Kleidersäcke und Babyglück

Freunde fragten an: Habt ihr denn schon alle Kleider fürs Baby? Braucht ihr noch was? Wir hätten im Keller noch ein bisschen was an Babysachen – können wir gern mal vorbeibringen.

Und schon standen die Säcke mit Babykleidern bei uns in der Wohnung. Bei der Durchsicht der Kleider ist mir dann folgendes aufgefallen:

  • Es waren sooo viele Kleider, der Bedarf eines Babys kann doch gar nicht so gross gewesen sein.
  • Vieles war kaum getragen oder sogar noch neu.
  • Viele Kleider stammten von H&M, Zara und Co. und waren in den meisten Fällen nicht nachhaltig und fair produziert.

Dass ich mit dieser Beobachtung nicht allein bin, zeigen eine (nicht repräsentative) Umfrage im Bekannten- und Freundeskreis und Rückmeldungen viele unserer Kundinnen. Allen ging es gleich, alle haben diese vielen Kleidersäcke bekommen. Alle haben, bevor ihr Baby überhaupt auf der Welt war, Bodys, Strampler und Co. in vielzähligen Ausführungen in der Baby-Kommode zu liegen gehabt (O-Ton: «Lieber zu viel als zu wenig – ich weiss ja nicht, was es braucht»). Und alle haben die Kleider – teilweise unberührt – wieder nach wenigen Wochen in Kleidersäcke gepackt und im Keller oder Estrich verstaut und gehofft, sie irgendwann im Bekanntenkreis weitergegeben zu können.

Mich liessen die Kleidersäcke nicht mehr los. Ich habe mich gefragt, wieso es denn überhaupt so ist, dass man mit dieser Unmenge an Kleidern überschwemmt wird, und zwar fast jede Familie? Wieso gibt es so viele Kleider, die nur so selten getragen werden? Und was passiert mit den Kleidern, die nicht mehr gebraucht werden? Bei meiner Suche nach Antworten konnte ich lernen, dass das Phänomen des Überflusses nicht nur für Babykleider, sondern praktisch für die ganze Bekleidungsindustrie existiert. Wenn wir nichts dagegen tun, zerstört unsere Liebe zu neuen Kleidern die Umwelt und damit die Zukunft unserer Kinder.

Textilproduktion: viel zu viel – viel zu schnell – viel zu billig

In immer kürzeren Abständen produzieren Modeketten heute neue Trends. Die trendigen Kleider  werden massenhaft hergestellt, gekauft und wieder weggeworfen. Die weltweite Textilproduktion hat sich seit dem Jahr 2000 dadurch mehr als verdoppelt. Und die Schweiz belegt im pro-Kopf-Konsum von Kleidungsstücken weltweit einen Spitzenrang. Ca. 460 Millionen neue Kleidungsstücke werden hierzulande jedes Jahr gekauft – knapp 60 Kleidungsstücke pro Kopf (Statista 2019).

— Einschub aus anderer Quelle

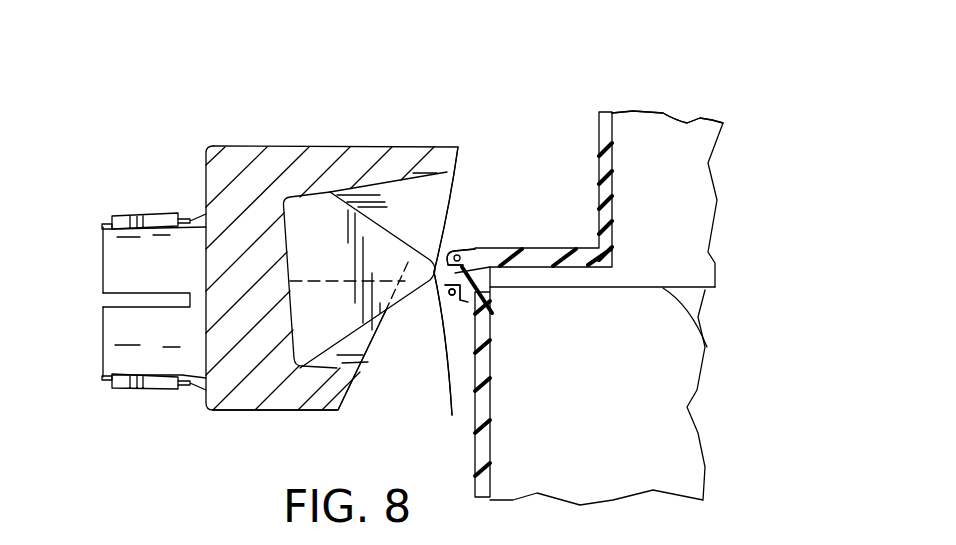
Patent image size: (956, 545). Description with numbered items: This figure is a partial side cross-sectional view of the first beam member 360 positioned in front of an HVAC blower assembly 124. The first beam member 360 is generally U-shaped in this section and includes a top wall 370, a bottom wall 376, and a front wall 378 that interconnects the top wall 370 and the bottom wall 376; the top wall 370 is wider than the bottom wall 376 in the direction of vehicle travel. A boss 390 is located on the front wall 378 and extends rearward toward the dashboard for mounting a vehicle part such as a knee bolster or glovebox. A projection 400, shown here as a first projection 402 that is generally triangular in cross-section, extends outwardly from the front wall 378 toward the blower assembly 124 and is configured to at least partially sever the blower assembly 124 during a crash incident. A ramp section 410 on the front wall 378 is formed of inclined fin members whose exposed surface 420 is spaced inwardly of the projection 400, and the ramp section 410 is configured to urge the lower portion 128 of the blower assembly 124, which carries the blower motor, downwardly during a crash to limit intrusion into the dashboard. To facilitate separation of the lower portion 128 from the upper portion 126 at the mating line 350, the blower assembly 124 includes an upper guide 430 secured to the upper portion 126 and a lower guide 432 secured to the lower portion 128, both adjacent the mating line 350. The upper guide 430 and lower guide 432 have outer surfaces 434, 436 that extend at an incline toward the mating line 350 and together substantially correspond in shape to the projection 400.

The blower assembly 124 is at (712, 207).
The upper portion 126 is at (692, 135).
The lower portion 128 is at (677, 395).
The mating line 350 is at (707, 345).
The first beam member 360 is at (268, 140).
The top wall 370 is at (367, 147).
The bottom wall 376 is at (240, 412).
The front wall 378 is at (305, 193).
The boss 390 is at (112, 267).
The projection 400 is at (410, 312).
The first projection 402 is at (328, 333).
The ramp section 410 is at (430, 197).
The exposed surface 420 is at (363, 365).
The upper guide 430 is at (460, 253).
The lower guide 432 is at (462, 292).
The outer surface 434 is at (452, 250).
The outer surface 436 is at (451, 343).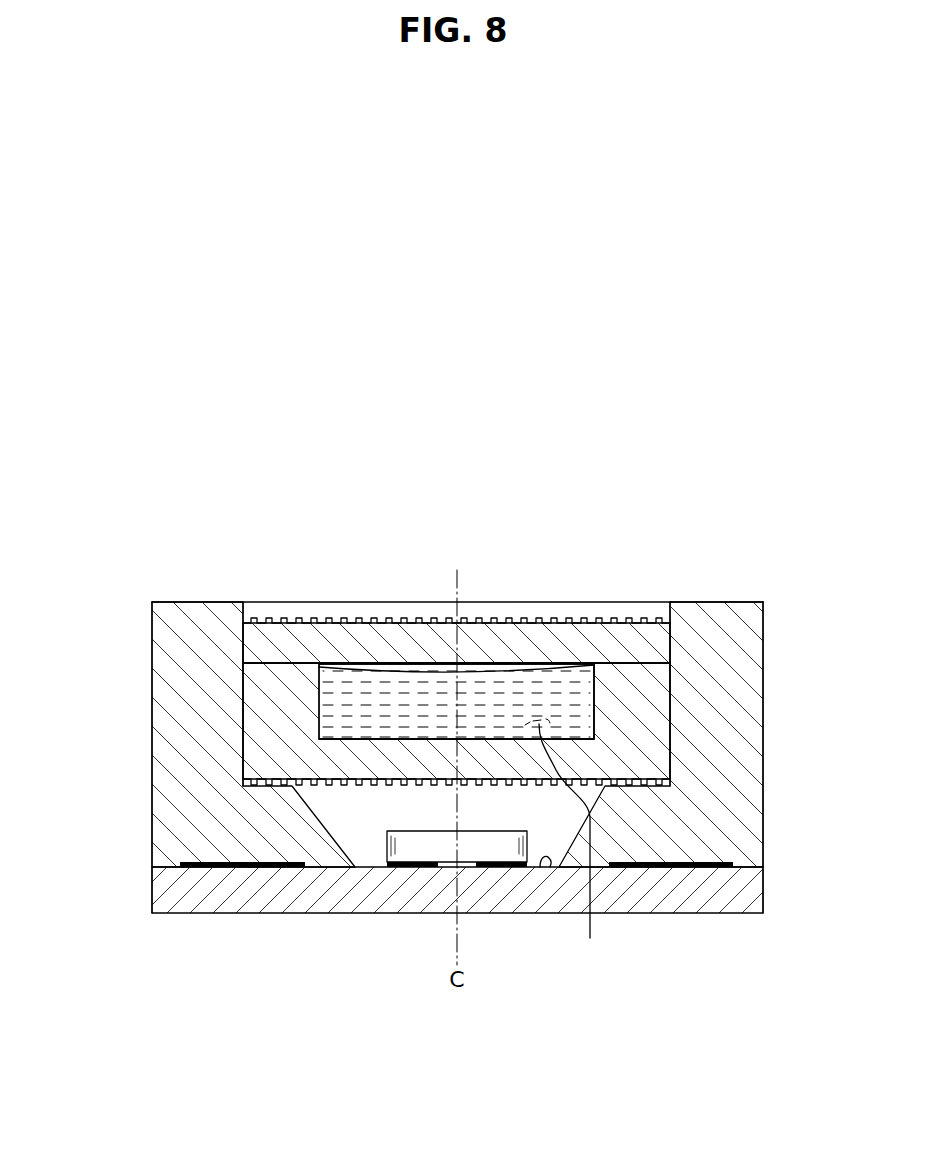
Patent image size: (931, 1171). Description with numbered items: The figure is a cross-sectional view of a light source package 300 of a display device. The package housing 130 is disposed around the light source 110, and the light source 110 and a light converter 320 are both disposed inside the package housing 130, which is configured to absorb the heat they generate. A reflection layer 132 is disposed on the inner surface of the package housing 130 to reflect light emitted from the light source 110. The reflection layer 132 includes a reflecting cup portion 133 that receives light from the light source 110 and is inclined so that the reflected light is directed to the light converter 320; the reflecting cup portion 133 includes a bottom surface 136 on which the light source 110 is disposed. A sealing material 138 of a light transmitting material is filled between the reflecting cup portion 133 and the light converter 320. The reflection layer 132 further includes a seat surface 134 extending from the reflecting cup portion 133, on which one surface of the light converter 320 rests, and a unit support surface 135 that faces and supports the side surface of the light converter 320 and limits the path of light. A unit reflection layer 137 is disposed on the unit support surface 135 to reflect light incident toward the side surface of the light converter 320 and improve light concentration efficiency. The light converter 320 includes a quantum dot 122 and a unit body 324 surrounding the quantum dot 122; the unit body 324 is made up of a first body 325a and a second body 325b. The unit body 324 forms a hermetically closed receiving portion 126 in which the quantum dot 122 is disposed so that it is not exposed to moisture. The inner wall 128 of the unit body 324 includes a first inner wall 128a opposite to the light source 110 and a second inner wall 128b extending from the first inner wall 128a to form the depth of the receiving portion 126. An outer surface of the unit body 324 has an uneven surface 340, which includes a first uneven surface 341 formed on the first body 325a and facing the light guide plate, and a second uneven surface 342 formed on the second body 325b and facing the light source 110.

The light source package 300 is at (684, 536).
The light source 110 is at (388, 847).
The quantum dot 122 is at (563, 683).
The receiving portion 126 is at (457, 845).
The inner wall 128 is at (848, 717).
The first inner wall 128a is at (558, 738).
The second inner wall 128b is at (593, 687).
The package housing 130 is at (745, 640).
The reflection layer 132 is at (80, 632).
The reflecting cup portion 133 is at (337, 836).
The seat surface 134 is at (291, 784).
The unit support surface 135 is at (243, 687).
The bottom surface 136 is at (540, 867).
The unit reflection layer 137 is at (253, 632).
The sealing material 138 is at (365, 827).
The light converter 320 is at (385, 602).
The unit body 324 is at (305, 512).
The first body 325a is at (316, 642).
The second body 325b is at (283, 688).
The uneven surface 340 is at (530, 513).
The first uneven surface 341 is at (432, 610).
The second uneven surface 342 is at (473, 783).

Für diese Entwicklung der Textilindustrie wurde der Ausdruck «Fast Fashion» geprägt.

Noch bis vor etwa 20 Jahren wurden in den Modegeschäften die Kollektionen 4 mal im Jahr geändert. Heute sind 12 bis 24 Wechsel pro Jahr keine Seltenheit mehr. Trugen wir früher einen Winterpullover mehrere Jahre, geht heute der Trend dahin, nicht 2-mal das gleiche Outfit zu tragen bzw. zumindest nicht auf Instagram damit gesichtet zu werden. Die ständig neuen Kollektionen in den Geschäften und Online-Shops wollen uns vermitteln, dass wir regelmässig neue Kleider brauchen. Schnäppchenwerbung und Rabatt-Angebote – Black Friday lässt grüssen – senden uns positive Botenstoffe ins Belohnungssystem unseres Gehirns. Ein kleiner verführerischer Kick, den wir gern wiederholen, vergleichbar mit dem Genuss der Lieblingssüssigkeit, um die wir einfach nicht herumkommen. Wir kaufen mehr und tragen die Kleidungsstücke aber viel seltener und kürzer.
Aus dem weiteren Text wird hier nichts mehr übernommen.